In the everlasting debate over traditional New York-style, cream cheese-based versus Italian-style, light ricotta-based cheesecakes, Eileen’s strikes a perfect balance between the two. Plus extra points for branching out from the usual strawberry option with an array of flavors, from cherry to salted caramel and pumpkin.
Eileen’s Spirit
Both sisters agree this balance of texture and the simplicity of the way they run their business are all owing to Eileen’s spirit. “They truly broke the mold when they made my mom,” Maloney reminisces. “She was so passionate about everything she did, not just cheesecake.”

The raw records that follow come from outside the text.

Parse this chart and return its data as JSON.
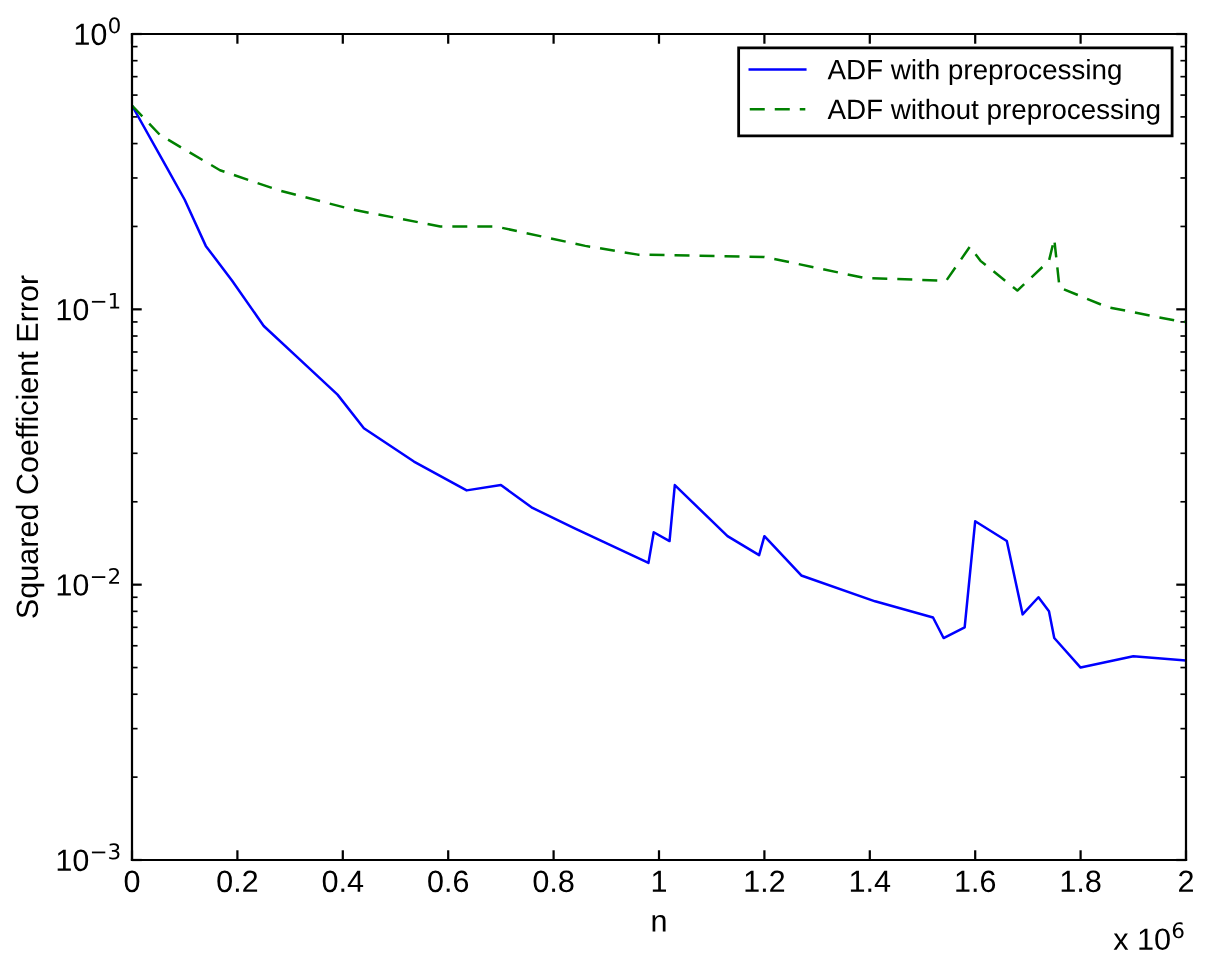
{
  "chart_data": {
    "type": "line",
    "xlabel": "n",
    "ylabel": "Squared Coefficient Error",
    "log": "y",
    "xlim": [
      0,
      2
    ],
    "xticks": [
      0,
      0.2,
      0.4,
      0.6,
      0.8,
      1,
      1.2,
      1.4,
      1.6,
      1.8,
      2
    ],
    "ylim": [
      0.001,
      1
    ],
    "yticks": [
      {
        "value": 0.001,
        "label": "10$^{−3}$"
      },
      {
        "value": 0.01,
        "label": "10$^{−2}$"
      },
      {
        "value": 0.1,
        "label": "10$^{−1}$"
      },
      {
        "value": 1,
        "label": "10$^{0}$"
      }
    ],
    "annotations": [
      "x 10$^{6}$"
    ],
    "legend": "top right",
    "grid": false,
    "series": [
      {
        "name": "ADF with preprocessing",
        "color": "#0000ff",
        "line_style": "solid",
        "x": [
          0,
          0.065,
          0.1,
          0.14,
          0.19,
          0.25,
          0.31,
          0.39,
          0.44,
          0.535,
          0.635,
          0.7,
          0.76,
          0.84,
          0.98,
          0.99,
          1.02,
          1.03,
          1.13,
          1.19,
          1.2,
          1.27,
          1.41,
          1.52,
          1.54,
          1.58,
          1.6,
          1.66,
          1.69,
          1.72,
          1.74,
          1.75,
          1.8,
          1.9,
          2
        ],
        "values": [
          0.55,
          0.33,
          0.25,
          0.17,
          0.127,
          0.087,
          0.068,
          0.049,
          0.037,
          0.028,
          0.022,
          0.023,
          0.019,
          0.016,
          0.012,
          0.0155,
          0.0144,
          0.023,
          0.015,
          0.0128,
          0.015,
          0.0108,
          0.0087,
          0.0076,
          0.0064,
          0.007,
          0.017,
          0.0144,
          0.0078,
          0.009,
          0.008,
          0.0064,
          0.005,
          0.0055,
          0.0053
        ]
      },
      {
        "name": "ADF without preprocessing",
        "color": "#008000",
        "line_style": "dashed",
        "x": [
          0,
          0.053,
          0.167,
          0.28,
          0.42,
          0.585,
          0.69,
          0.86,
          0.96,
          1.2,
          1.39,
          1.545,
          1.59,
          1.61,
          1.68,
          1.74,
          1.75,
          1.76,
          1.85,
          1.98,
          2
        ],
        "values": [
          0.55,
          0.43,
          0.32,
          0.27,
          0.23,
          0.2,
          0.2,
          0.17,
          0.158,
          0.155,
          0.13,
          0.127,
          0.169,
          0.15,
          0.117,
          0.15,
          0.18,
          0.12,
          0.102,
          0.091,
          0.09
        ]
      }
    ]
  }
}
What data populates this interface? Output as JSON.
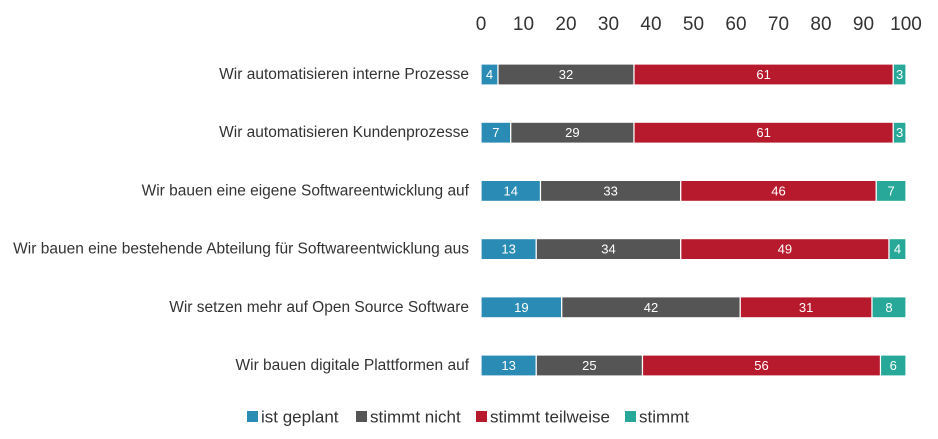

She states that her mother’s rule to be successful at business is the three P’s: product, passion and perseverance. “She said the road to success is always under construction, you just have to keep going, and if you have the passion you can get through everything,” says Maloney, who recalls a time when the bakery was destroyed in a fire — Eileen found a temporary kitchen in the Bronx and just kept on baking the next day.
Their mother’s resilience gave Maloney and Ponte the guts to make it through closure over the COVID lockdown last year and a slump in business from the tourism industry shutting down. “We were hit really badly as far as tourists go,” says Maloney. “We used to have tour buses pull up ten times a day, and only two weeks ago did we get our first tour bus back!”
Eileen’s is bouncing back, having grown in volumes of wholesale orders and country-wide shipping, and with more expansion plans in the works. When asked if they are thinking of upgrading the façade of the store, Ponte smiles and replies: “We like that homemade mom and pop feel. For now, we are staying as it is.”